The vote came down after more than three hours of public comment, during which the vice chair, Steve Gallon III, highlighted that of the more than 40 people who spoke, at least 38 indicated they supported the textbooks’ inclusion in the curriculum.

“That’s 90 per cent of the speakers that spoke today — you do the math,” Mr Gallon said, according to The New York Times. “That data, for me, provides a greater opportunity to debunk and denounce this narrative that there’s this broad opposition to the board’s adoption of these materials.”

“Our current … process defends parents and their children who do not want to be exposed to this,” he added, who had noted that he supported the sex education textbooks. “But we cannot deny parents who want to have access for their children to this critically important information.”

In sections of the textbook that were dispersed by the County Citizens Defending Freedom ahead of the meeting, the group described as being a defender of “freedoms and liberties at the local level” highlighted sections that discussed unplanned pregnancies and provided information on abortion and emergency contraceptives, such as Plan B.

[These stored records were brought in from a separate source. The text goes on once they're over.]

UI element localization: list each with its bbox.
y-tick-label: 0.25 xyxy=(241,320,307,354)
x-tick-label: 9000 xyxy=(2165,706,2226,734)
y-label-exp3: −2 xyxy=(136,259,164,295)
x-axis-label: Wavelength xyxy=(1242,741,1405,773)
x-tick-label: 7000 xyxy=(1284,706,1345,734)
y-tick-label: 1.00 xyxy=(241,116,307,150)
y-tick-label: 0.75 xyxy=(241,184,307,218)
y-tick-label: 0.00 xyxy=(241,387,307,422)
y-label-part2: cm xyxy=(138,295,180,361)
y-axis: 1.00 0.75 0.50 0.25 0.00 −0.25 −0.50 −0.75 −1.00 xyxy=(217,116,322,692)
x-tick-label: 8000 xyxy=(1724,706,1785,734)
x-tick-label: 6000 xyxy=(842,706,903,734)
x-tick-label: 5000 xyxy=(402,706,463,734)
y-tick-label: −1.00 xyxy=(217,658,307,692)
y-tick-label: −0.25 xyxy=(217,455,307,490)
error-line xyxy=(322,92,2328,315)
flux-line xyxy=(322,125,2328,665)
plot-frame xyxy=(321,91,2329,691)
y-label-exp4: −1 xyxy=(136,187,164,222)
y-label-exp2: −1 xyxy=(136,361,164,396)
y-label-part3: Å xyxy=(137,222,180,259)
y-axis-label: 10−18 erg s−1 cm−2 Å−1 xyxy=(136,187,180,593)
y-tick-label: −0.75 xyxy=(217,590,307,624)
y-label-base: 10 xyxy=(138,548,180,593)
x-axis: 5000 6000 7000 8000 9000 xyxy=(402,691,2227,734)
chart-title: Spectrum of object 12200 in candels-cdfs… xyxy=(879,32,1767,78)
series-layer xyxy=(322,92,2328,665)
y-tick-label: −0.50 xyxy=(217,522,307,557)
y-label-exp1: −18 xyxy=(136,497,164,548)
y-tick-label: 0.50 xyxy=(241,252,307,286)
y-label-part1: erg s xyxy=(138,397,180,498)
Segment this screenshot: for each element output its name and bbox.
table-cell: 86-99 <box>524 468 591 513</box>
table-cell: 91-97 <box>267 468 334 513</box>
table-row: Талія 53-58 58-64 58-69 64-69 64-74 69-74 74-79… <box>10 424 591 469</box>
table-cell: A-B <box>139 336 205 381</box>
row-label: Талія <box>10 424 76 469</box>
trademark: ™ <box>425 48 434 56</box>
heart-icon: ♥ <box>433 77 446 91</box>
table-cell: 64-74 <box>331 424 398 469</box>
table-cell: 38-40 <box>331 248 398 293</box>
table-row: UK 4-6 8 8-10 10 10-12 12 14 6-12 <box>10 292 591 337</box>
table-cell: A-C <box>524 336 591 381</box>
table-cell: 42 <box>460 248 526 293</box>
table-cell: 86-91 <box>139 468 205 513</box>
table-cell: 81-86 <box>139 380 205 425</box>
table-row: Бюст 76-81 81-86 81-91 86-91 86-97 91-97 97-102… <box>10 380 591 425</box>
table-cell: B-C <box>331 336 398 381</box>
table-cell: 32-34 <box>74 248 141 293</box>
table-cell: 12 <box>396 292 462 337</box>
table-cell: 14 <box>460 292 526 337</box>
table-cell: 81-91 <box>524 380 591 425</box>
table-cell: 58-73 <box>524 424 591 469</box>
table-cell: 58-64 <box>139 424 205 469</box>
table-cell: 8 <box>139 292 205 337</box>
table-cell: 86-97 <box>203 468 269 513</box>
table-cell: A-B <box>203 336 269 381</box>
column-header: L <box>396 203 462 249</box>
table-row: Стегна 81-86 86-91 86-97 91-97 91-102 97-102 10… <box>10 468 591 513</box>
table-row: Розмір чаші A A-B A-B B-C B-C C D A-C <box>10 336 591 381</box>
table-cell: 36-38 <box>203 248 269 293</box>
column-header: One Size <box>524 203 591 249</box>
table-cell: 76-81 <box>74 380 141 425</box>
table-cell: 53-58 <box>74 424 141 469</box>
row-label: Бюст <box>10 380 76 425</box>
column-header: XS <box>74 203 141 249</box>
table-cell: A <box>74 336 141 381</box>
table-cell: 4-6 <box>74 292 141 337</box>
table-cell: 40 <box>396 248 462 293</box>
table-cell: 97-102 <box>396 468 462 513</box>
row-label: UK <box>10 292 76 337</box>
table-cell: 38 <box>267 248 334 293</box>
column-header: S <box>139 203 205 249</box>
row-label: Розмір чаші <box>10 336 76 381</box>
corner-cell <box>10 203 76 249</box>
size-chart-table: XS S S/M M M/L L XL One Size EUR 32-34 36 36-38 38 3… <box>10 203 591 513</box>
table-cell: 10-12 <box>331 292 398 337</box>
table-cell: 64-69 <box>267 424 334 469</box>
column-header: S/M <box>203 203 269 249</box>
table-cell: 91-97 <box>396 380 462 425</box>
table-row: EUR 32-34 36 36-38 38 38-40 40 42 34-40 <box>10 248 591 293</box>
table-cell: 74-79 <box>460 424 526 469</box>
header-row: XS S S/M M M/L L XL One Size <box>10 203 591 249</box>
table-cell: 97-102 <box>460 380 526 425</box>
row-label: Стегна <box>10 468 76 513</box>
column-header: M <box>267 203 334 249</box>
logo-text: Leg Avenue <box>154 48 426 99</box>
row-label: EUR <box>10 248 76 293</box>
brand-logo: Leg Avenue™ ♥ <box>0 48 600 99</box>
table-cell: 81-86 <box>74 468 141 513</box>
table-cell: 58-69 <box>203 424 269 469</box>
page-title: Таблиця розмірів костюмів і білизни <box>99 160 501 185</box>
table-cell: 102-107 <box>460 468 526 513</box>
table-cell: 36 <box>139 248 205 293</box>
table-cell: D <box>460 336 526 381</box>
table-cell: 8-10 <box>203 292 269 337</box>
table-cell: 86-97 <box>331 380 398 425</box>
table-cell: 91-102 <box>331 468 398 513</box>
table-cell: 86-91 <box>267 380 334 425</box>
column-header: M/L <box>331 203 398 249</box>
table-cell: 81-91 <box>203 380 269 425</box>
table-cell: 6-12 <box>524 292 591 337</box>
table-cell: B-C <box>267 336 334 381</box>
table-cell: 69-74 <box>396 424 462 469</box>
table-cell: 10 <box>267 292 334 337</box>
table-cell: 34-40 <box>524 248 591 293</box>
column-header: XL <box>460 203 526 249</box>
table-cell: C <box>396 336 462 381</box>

“Teachers that will be providing this material to children, which is illegal in the state of Florida, and the board that votes to adopt this, in the end — the country, the state and your community, will consider all of you groomers,” speaker Lourdes Galban, told the board during public comment, according to Politico.

Staff at the public meeting on Wednesday emphasised that the timeline to get an approved textbook in the hands of middle school and high school students for the upcoming year could take anywhere between four to eight months, meaning many students could go without the course content until halfway through the academic year or longer.

This, noted one parent in attendance at the meeting, creates a scenario where the “stakes are really too high”.

“We want kids to be prepared when the time comes,” said Marika Lynch, a mother of three, at the meeting, according to The New York Times. “Would you rather have this information given to them by their teachers, who are trained to do this in an age-appropriate way? Or would you rather have them get the information on their phone?”